With the warmer weather and many flowers emerging, the variety of insects in our yard at Strangways is increasing dramatically.
Leaf Beetles are very plentiful. One I found climbing on the flower buds of a Red-anther Wallaby Grass.
And a very green beetle on a Golden Wattle.
And Ladybird Beetles are also around in numbers.
With the flowers out, it’s also a big time for native bees. Blue flowers are particularly favoured and a Digger’s Speedwell is certainly pulling them in. Tiny Homalictus Sweat Bees (about 3mm long) get themselves right into the flower and seem to bite on the stamens.
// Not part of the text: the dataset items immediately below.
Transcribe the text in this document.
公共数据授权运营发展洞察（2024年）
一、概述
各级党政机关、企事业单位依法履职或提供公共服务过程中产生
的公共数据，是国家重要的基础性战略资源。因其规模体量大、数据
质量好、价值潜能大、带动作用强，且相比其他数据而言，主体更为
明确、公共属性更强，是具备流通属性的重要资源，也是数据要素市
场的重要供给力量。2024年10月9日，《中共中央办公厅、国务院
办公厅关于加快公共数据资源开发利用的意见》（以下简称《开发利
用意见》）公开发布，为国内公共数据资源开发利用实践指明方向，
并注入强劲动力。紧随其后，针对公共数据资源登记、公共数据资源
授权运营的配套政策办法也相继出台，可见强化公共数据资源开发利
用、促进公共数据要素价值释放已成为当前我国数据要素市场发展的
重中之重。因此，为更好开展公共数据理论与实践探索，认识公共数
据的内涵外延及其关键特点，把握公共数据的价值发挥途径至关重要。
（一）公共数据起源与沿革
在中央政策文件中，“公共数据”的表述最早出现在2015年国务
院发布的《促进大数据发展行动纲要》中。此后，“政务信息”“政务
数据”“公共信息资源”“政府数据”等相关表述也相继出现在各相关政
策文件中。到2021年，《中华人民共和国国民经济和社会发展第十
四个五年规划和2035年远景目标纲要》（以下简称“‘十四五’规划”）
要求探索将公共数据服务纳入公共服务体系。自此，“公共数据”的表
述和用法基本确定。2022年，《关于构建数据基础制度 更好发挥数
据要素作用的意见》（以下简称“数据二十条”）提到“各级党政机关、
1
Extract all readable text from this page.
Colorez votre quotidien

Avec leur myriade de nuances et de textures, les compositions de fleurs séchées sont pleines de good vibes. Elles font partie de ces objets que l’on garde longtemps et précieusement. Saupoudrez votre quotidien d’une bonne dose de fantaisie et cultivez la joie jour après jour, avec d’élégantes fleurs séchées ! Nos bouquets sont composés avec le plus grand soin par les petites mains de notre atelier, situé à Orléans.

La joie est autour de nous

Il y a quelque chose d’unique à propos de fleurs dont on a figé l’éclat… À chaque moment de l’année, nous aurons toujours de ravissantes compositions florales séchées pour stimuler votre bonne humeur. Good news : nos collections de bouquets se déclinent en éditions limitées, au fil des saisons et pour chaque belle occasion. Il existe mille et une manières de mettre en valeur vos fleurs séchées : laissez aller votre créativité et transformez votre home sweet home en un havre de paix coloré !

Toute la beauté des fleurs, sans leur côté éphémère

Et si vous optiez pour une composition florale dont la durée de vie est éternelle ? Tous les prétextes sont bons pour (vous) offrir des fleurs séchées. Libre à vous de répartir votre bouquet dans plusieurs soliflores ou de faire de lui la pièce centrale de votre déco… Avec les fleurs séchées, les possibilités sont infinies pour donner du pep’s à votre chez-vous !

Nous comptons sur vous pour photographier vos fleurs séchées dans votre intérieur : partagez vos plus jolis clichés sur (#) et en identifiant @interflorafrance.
This one wasn’t going to let go no matter how much I twisted the flower around to get a good view.
On one of the many flowering Shiny Everlastings (Xerochrysum viscosum) I found another bee in the Lasioglossum genus of Sweat Bees- a Chilolictus . I often find that once an insect has found a flower that it really likes and starts getting stuck into the pollen, they will often sit there without regard to my very close camera and big flash diffuser. This little bee was totally immersed – literally.
This particular bee just crawled off the flower and onto my hand. It seemed quite happy on my skin, perhaps enjoying a bit of sweat, living up to its name.
Geocorid bugs, or Big-eyed Bugs are also making an appearance on grasses and flowers. This one was on the flower buds of a Red-anther Wallaby Grass.
Ants are also into flowers. Wrinkle ants (Rhytidoponera) seem very fond of the Shiny Everlastings.